As we discussed in section , our simulator currently maps hosts from the trace data onto 1700 simulated hosts. In the case of the NCSA trace data, for example, this involves mapping 50,000 hosts onto 1700. This means that on average there are 29 hosts mapped to each one of the simulated hosts. If we allow these mapped hosts to satisfy their requests from documents cached in the simulated host then we are simulating the effects of a Web proxy.

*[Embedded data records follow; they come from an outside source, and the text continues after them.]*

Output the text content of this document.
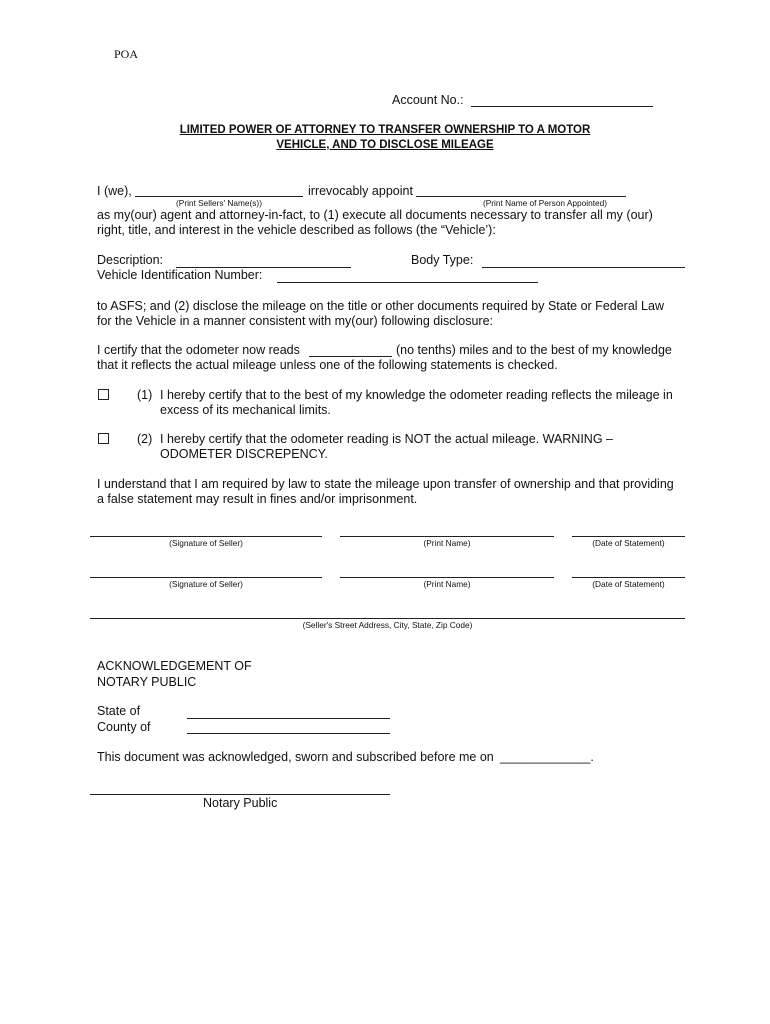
POA
Account No.:
LIMITED POWER OF ATTORNEY TO TRANSFER OWNERSHIP TO A MOTOR
VEHICLE, AND TO DISCLOSE MILEAGE
I (we),	irrevocably appoint
(Print Sellers' Name(s))	(Print Name of Person Appointed)
as my(our) agent and attorney-in-fact, to (1) execute all documents necessary to transfer all my (our)
right, title, and interest in the vehicle described as follows (the “Vehicle’):
Description:	Body Type:
Vehicle Identification Number:
to ASFS; and (2) disclose the mileage on the title or other documents required by State or Federal Law
for the Vehicle in a manner consistent with my(our) following disclosure:
I certify that the odometer now reads	(no tenths) miles and to the best of my knowledge
that it reflects the actual mileage unless one of the following statements is checked.
(1) I hereby certify that to the best of my knowledge the odometer reading reflects the mileage in
excess of its mechanical limits.
(2) I hereby certify that the odometer reading is NOT the actual mileage. WARNING –
ODOMETER DISCREPENCY.
I understand that I am required by law to state the mileage upon transfer of ownership and that providing
a false statement may result in fines and/or imprisonment.
(Signature of Seller)	(Print Name)	(Date of Statement)
(Signature of Seller)	(Print Name)	(Date of Statement)
(Seller's Street Address, City, State, Zip Code)
ACKNOWLEDGEMENT OF
NOTARY PUBLIC
State of
County of
This document was acknowledged, sworn and subscribed before me on _____________.
Notary Public
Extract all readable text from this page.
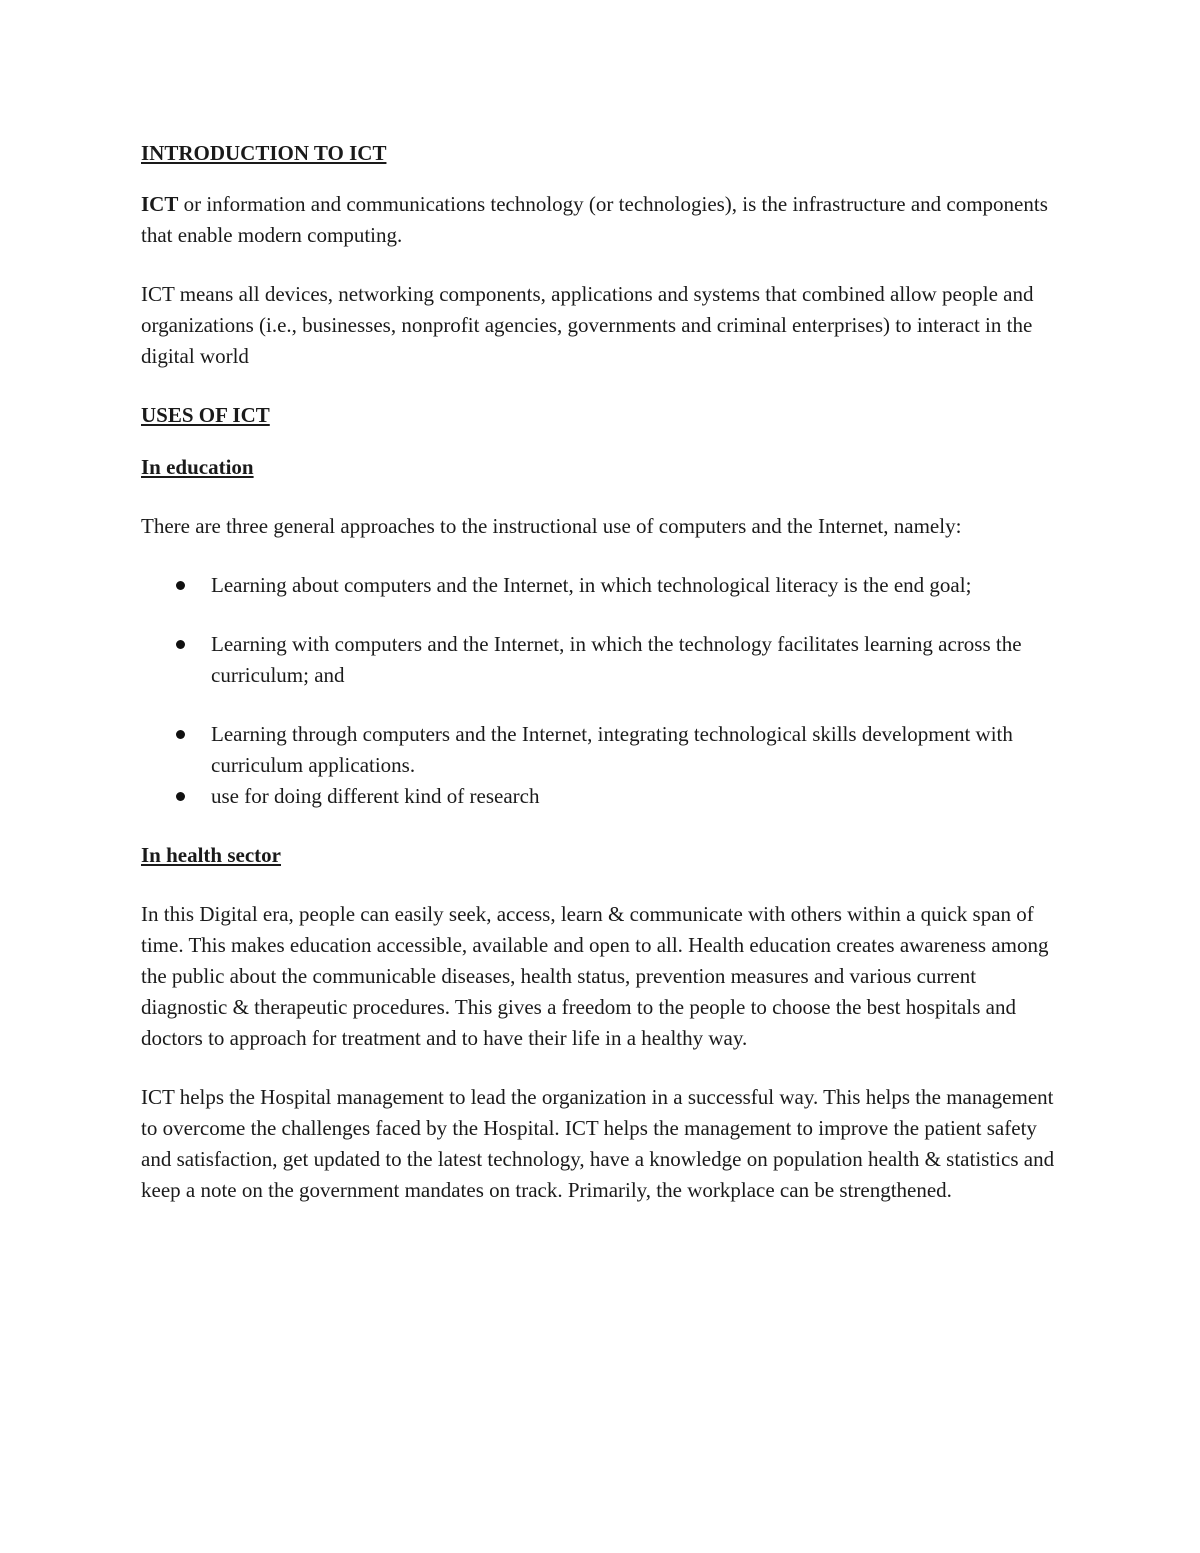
INTRODUCTION TO ICT

ICT or information and communications technology (or technologies), is the infrastructure and components that enable modern computing.

ICT means all devices, networking components, applications and systems that combined allow people and organizations (i.e., businesses, nonprofit agencies, governments and criminal enterprises) to interact in the digital world

USES OF ICT

In education

There are three general approaches to the instructional use of computers and the Internet, namely:

Learning about computers and the Internet, in which technological literacy is the end goal;
Learning with computers and the Internet, in which the technology facilitates learning across the curriculum; and
Learning through computers and the Internet, integrating technological skills development with curriculum applications.
use for doing different kind of research

In health sector

In this Digital era, people can easily seek, access, learn & communicate with others within a quick span of time. This makes education accessible, available and open to all. Health education creates awareness among the public about the communicable diseases, health status, prevention measures and various current diagnostic & therapeutic procedures. This gives a freedom to the people to choose the best hospitals and doctors to approach for treatment and to have their life in a healthy way.

ICT helps the Hospital management to lead the organization in a successful way. This helps the management to overcome the challenges faced by the Hospital. ICT helps the management to improve the patient safety and satisfaction, get updated to the latest technology, have a knowledge on population health & statistics and keep a note on the government mandates on track. Primarily, the workplace can be strengthened.
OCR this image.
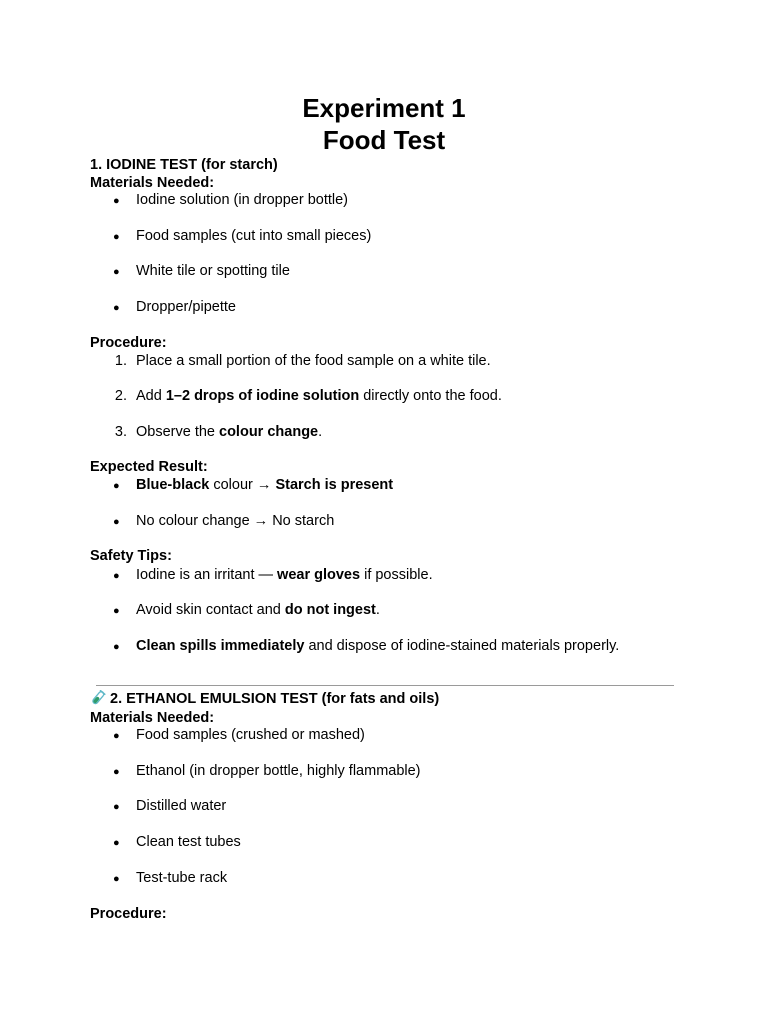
Experiment 1
Food Test
1. IODINE TEST (for starch)
Materials Needed:
● Iodine solution (in dropper bottle)
● Food samples (cut into small pieces)
● White tile or spotting tile
● Dropper/pipette
Procedure:
1. Place a small portion of the food sample on a white tile.
2. Add 1–2 drops of iodine solution directly onto the food.
3. Observe the colour change.
Expected Result:
● Blue-black colour → Starch is present
● No colour change → No starch
Safety Tips:
● Iodine is an irritant — wear gloves if possible.
● Avoid skin contact and do not ingest.
● Clean spills immediately and dispose of iodine-stained materials properly.
2. ETHANOL EMULSION TEST (for fats and oils)
Materials Needed:
● Food samples (crushed or mashed)
● Ethanol (in dropper bottle, highly flammable)
● Distilled water
● Clean test tubes
● Test-tube rack
Procedure:
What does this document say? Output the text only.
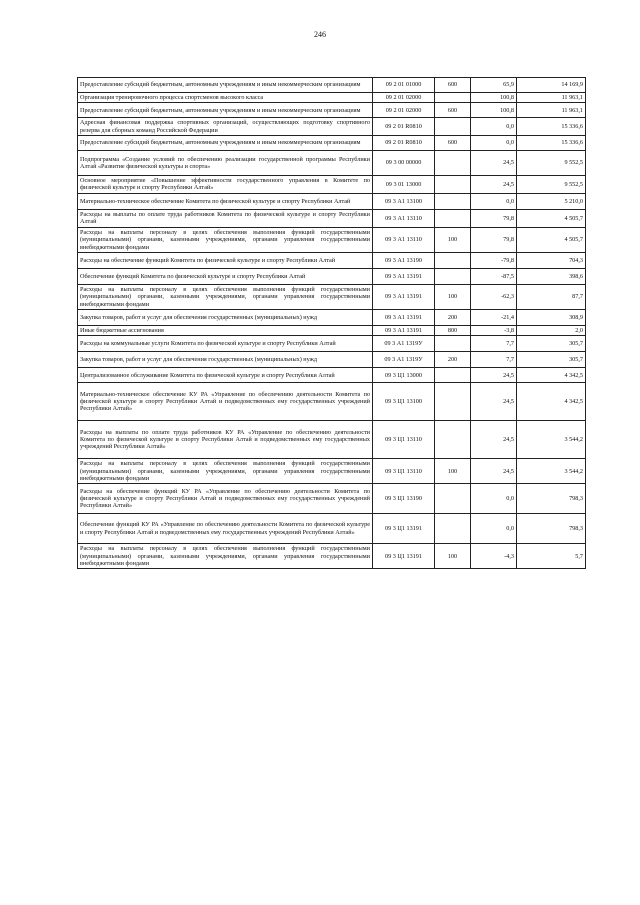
246
Предоставление субсидий бюджетным, автономным учреждениям и иным некоммерческим организациям	09 2 01 01000	600	65,9	14 169,9
Организация тренировочного процесса спортсменов высокого класса	09 2 01 02000		100,8	11 963,1
Предоставление субсидий бюджетным, автономным учреждениям и иным некоммерческим организациям	09 2 01 02000	600	100,8	11 963,1
Адресная финансовая поддержка спортивных организаций, осуществляющих подготовку спортивного резерва для сборных команд Российской Федерации	09 2 01 R0810		0,0	15 336,6
Предоставление субсидий бюджетным, автономным учреждениям и иным некоммерческим организациям	09 2 01 R0810	600	0,0	15 336,6
Подпрограмма «Создание условий по обеспечению реализации государственной программы Республики Алтай «Развитие физической культуры и спорта»	09 3 00 00000		24,5	9 552,5
Основное мероприятие «Повышение эффективности государственного управления в Комитете по физической культуре и спорту Республики Алтай»	09 3 01 13000		24,5	9 552,5
Материально-техническое обеспечение Комитета по физической культуре и спорту Республики Алтай	09 3 А1 13100		0,0	5 210,0
Расходы на выплаты по оплате труда работников Комитета по физической культуре и спорту Республики Алтай	09 3 А1 13110		79,8	4 505,7
Расходы на выплаты персоналу в целях обеспечения выполнения функций государственными (муниципальными) органами, казенными учреждениями, органами управления государственными внебюджетными фондами	09 3 А1 13110	100	79,8	4 505,7
Расходы на обеспечение функций Комитета по физической культуре и спорту Республики Алтай	09 3 А1 13190		-79,8	704,3
Обеспечение функций Комитета по физической культуре и спорту Республики Алтай	09 3 А1 13191		-87,5	398,6
Расходы на выплаты персоналу в целях обеспечения выполнения функций государственными (муниципальными) органами, казенными учреждениями, органами управления государственными внебюджетными фондами	09 3 А1 13191	100	-62,3	87,7
Закупка товаров, работ и услуг для обеспечения государственных (муниципальных) нужд	09 3 А1 13191	200	-21,4	308,9
Иные бюджетные ассигнования	09 3 А1 13191	800	-3,8	2,0
Расходы на коммунальные услуги Комитета по физической культуре и спорту Республики Алтай	09 3 А1 1319У		7,7	305,7
Закупка товаров, работ и услуг для обеспечения государственных (муниципальных) нужд	09 3 А1 1319У	200	7,7	305,7
Централизованное обслуживание Комитета по физической культуре и спорту Республики Алтай	09 3 Ц1 13000		24,5	4 342,5
Материально-техническое обеспечение КУ РА «Управление по обеспечению деятельности Комитета по физической культуре и спорту Республики Алтай и подведомственных ему государственных учреждений Республики Алтай»	09 3 Ц1 13100		24,5	4 342,5
Расходы на выплаты по оплате труда работников КУ РА «Управление по обеспечению деятельности Комитета по физической культуре и спорту Республики Алтай и подведомственных ему государственных учреждений Республики Алтай»	09 3 Ц1 13110		24,5	3 544,2
Расходы на выплаты персоналу в целях обеспечения выполнения функций государственными (муниципальными) органами, казенными учреждениями, органами управления государственными внебюджетными фондами	09 3 Ц1 13110	100	24,5	3 544,2
Расходы на обеспечение функций КУ РА «Управление по обеспечению деятельности Комитета по физической культуре и спорту Республики Алтай и подведомственных ему государственных учреждений Республики Алтай»	09 3 Ц1 13190		0,0	798,3
Обеспечение функций КУ РА «Управление по обеспечению деятельности Комитета по физической культуре и спорту Республики Алтай и подведомственных ему государственных учреждений Республики Алтай»	09 3 Ц1 13191		0,0	798,3
Расходы на выплаты персоналу в целях обеспечения выполнения функций государственными (муниципальными) органами, казенными учреждениями, органами управления государственными внебюджетными фондами	09 3 Ц1 13191	100	-4,3	5,7
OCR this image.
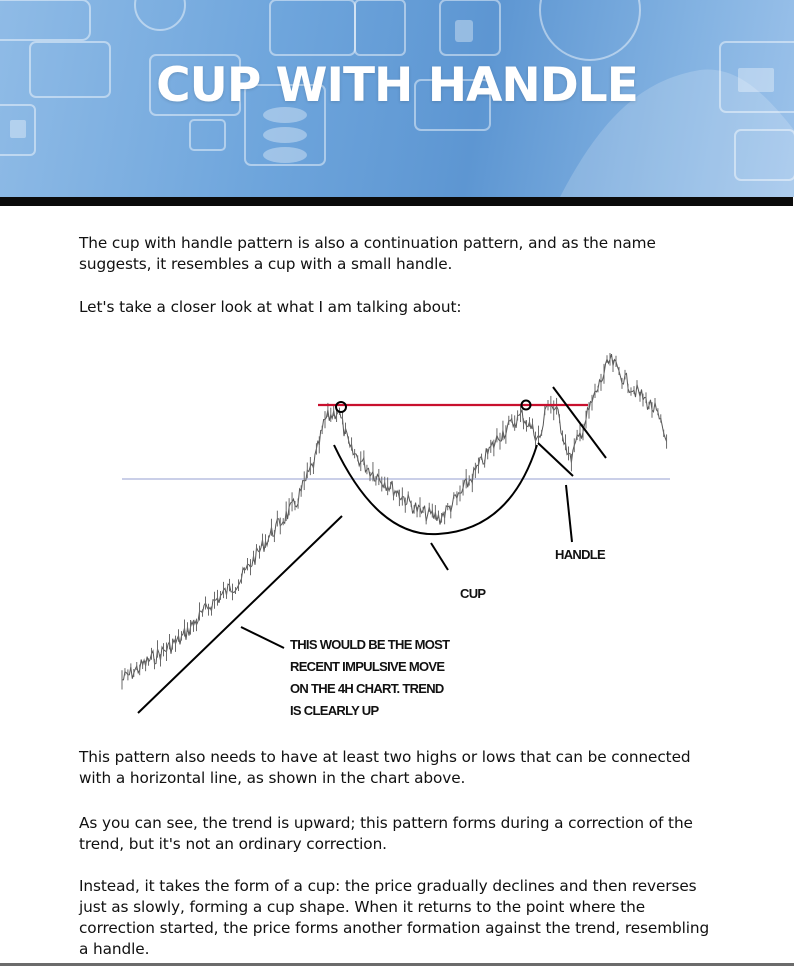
CUP WITH HANDLE

The cup with handle pattern is also a continuation pattern, and as the name suggests, it resembles a cup with a small handle.

Let's take a closer look at what I am talking about:

CUP
HANDLE
THIS WOULD BE THE MOST
RECENT IMPULSIVE MOVE
ON THE 4H CHART. TREND
IS CLEARLY UP

This pattern also needs to have at least two highs or lows that can be connected with a horizontal line, as shown in the chart above.

As you can see, the trend is upward; this pattern forms during a correction of the trend, but it's not an ordinary correction.

Instead, it takes the form of a cup: the price gradually declines and then reverses just as slowly, forming a cup shape. When it returns to the point where the correction started, the price forms another formation against the trend, resembling a handle.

This is not a completely fair comparison; our simulation is actually biased in favor of proxy-caching. Our trace data is server-centric; it was taken from a single server. To assume that all the hosts connected to a given proxy-cache are accessing data from the same server favors the proxy cache, and therefore the results from this section should not be considered realistic, but rather optimal for proxy-caching. They are useful as a benchmark against which to consider push-caching because in the real-world push-caching will only do better when compared against proxy-caching. This is because in the real world clients would be asking proxy-caches for documents from many servers, not just a single server, and not all servers will be as globally popular as the NCSA server.
Figure: Proxy-caching vs. Push-caching. The NCSA trace was used in this simulation. Notice that proxy-caching saves far more bandwidth than push-caching alone, and that adding push-caching to proxy-caching does not significantly increase performance.
Figure displays a simulation of the NCSA server trace. As expected, optimal proxy-caching is extremely efficient in terms of bandwidth, saving 60% over the original bandwidth consumption. Miles-based push-caching saves only 14%, and the optimal push-caching case, hops-based push-caching, only 26% of the bandwidth. Combining push-caching with proxy-caching only adds at most an additional 2% bandwidth reduction over proxy-caching alone.
Table presents more detail comparing the two traces. The efficiency column is the ratio of bandwidth savings over cache space required; the metric discussed in section and used above. Braun and Claffy had simulated geographical caching and found at most an efficiency of 7 with their simulations. We found proxy-caching to be more efficient, with an efficiency of 21. However, push-caching is extremely efficient, with an order of magnitude increase over proxy-caching for similar server load savings. These efficiency calculations do not take into account the primary host which stores 200 times more objects than the average cache.
These results are easily explained: proxy-caching achieves its bandwidth savings by caching a copy of every document requested through the proxy regardless of whether the file is popular or not. Push-caching is far more selective, only replicating those files that are known to be popular. Since these files make up the majority of the requests to the primary host, push-caching is able to distribute the server's load far more efficiently than proxy-caching.
Table: Detailed examination of proxy-caching versus push-caching for the NCSA server trace. Push-Caching is clearly far more efficient than client-based caching for similar savings in primary host load. Proxy-caching, however, saves significantly more network bandwidth than push-caching in return for an order of magnitude decrease in efficiency.